Inizi umili, ma poi sono arrivate due stelle Michelin

“E dopo essere arrivato alle due stelle Michelin, ogni anno – quando usciva la guida – gli articoli erano sempre su questo tono: anche per questa volta la Michelin non ha dato le tre stelle a Fulvio. Io avevo litigato con loro, ospite alla trasmissione Porta a porta ero stato esasperato, ma era in diretta, non si può tagliare…

Insomma ero il numero uno su tutte le altre guide, ma non sulla Michelin che non mi dava le tre stelle. Tutti dicevano che le meritavo, lo dicevano pure in Francia. Infatti la più importante trasmissione televisiva l’ho fatta in Francia, tutt’ora i miei più grandi estimatori ed amici sono francesi. Prima non esistevano tante cucine, era la Francia che dettava legge. E se tu sei adorato in Francia vuol dire che sei bravo. Però niente tre stelle.”
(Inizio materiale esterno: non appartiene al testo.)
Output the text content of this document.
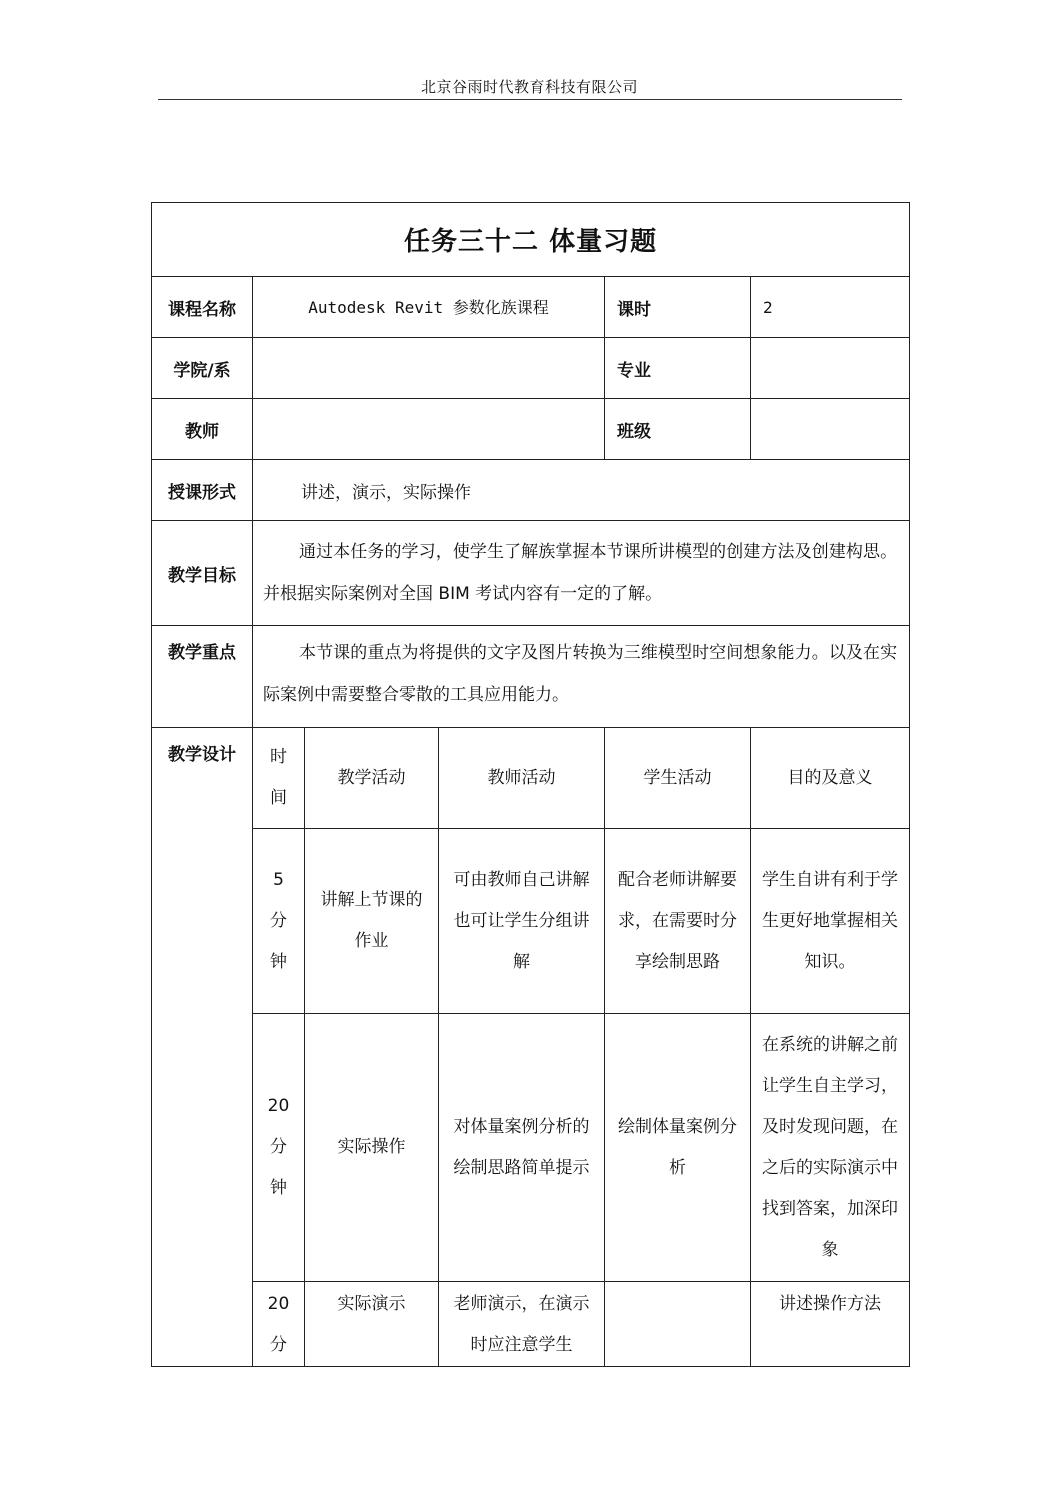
北京谷雨时代教育科技有限公司
任务三十二 体量习题					
课程名称	Autodesk Revit 参数化族课程			课时	2
学院/系				专业	
教师				班级	
授课形式	讲述，演示，实际操作				
教学目标	通过本任务的学习，使学生了解族掌握本节课所讲模型的创建方法及创建构思。并根据实际案例对全国 BIM 考试内容有一定的了解。				
教学重点	本节课的重点为将提供的文字及图片转换为三维模型时空间想象能力。以及在实际案例中需要整合零散的工具应用能力。				
教学设计	时间	教学活动	教师活动	学生活动	目的及意义
	5分钟	讲解上节课的作业	可由教师自己讲解也可让学生分组讲解	配合老师讲解要求，在需要时分享绘制思路	学生自讲有利于学生更好地掌握相关知识。
	20分钟	实际操作	对体量案例分析的绘制思路简单提示	绘制体量案例分析	在系统的讲解之前让学生自主学习，及时发现问题，在之后的实际演示中找到答案，加深印象
	20分	实际演示	老师演示，在演示时应注意学生		讲述操作方法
Quando comincia il suo rapporto con Sir Rocco Forte?

“Comincio a lavorare con Sir Rocco nel gennaio 2008, ad ottobre lascio il Gambero Rosso. Sapevo che avrei perso visibilità, fama. Tutti mi dicevano: Fulvio tra sei mesi nessuno si ricorderà più di te. Invece sono passati più di 12 anni e non è stato così. Non sono scomparso, mi sono messo da parte, come Nanni Moretti. L’unico mio rammarico è che nel mondo della ristorazione ho avuto tante incomprensioni.

L’unica persona che sono sicuro che mi adora è Sir Rocco Forte, altrimenti non sarei qui. Prima coordinavo i ristoranti di tutto il mondo, poi la catena si è ampliata troppo e quindi adesso mi occupo solo dell’Italia e di Bruxelles. Sono felice di stare a Palermo. È un grande privilegio stare a Villa Igiea. Non ho rimpianti, nessun rimorso per la vita precedente. Rifarei la stessa scelta.”

Villa Igea

Come riesce a conciliare la sua cucina d’autore con quella di una catena alberghiera?

“Conciliare è un parolone, diciamo che io metto a disposizione tutte le conoscenze, tutta la mia sensibilità, tutto me stesso, tutto il mio know how, tutta la mia passione al servizio di un’altra cosa che sto facendo, che somiglia parecchio ma non è esattamente quello che facevo prima. Anche quando seguivo le cucine di ristoranti in tutto il mondo il filo conduttore era lo stesso. Il pensiero, il rispetto per le materie prime, la cura, la tecnica e poi le variabili. Io sto mettendo tutto me stesso, tutto quello che ho, tutto il bagaglio di lavoro al servizio di questa avventura. Faccio delle cose diverse, ma faccio sempre il mio lavoro.

Bisona tener conto di clientela e collaboratori. Siccome il giocattolo non è mio, devo averne una cura maggiore. Se fosse mio, potrei anche romperlo, ma io sono più attento alle cose degli altri che alle mie, per la mia dignità che mi obbliga ad essere rigoroso con me stesso.”

Lei precorre i tempi…

“Purtroppo sì, mi hanno detto che questo è un difetto e non un pregio, perchè non sei mai contemporaneo. Soffri sempre, perchè non vieni capito, perchè sei sempre fuori tempo.”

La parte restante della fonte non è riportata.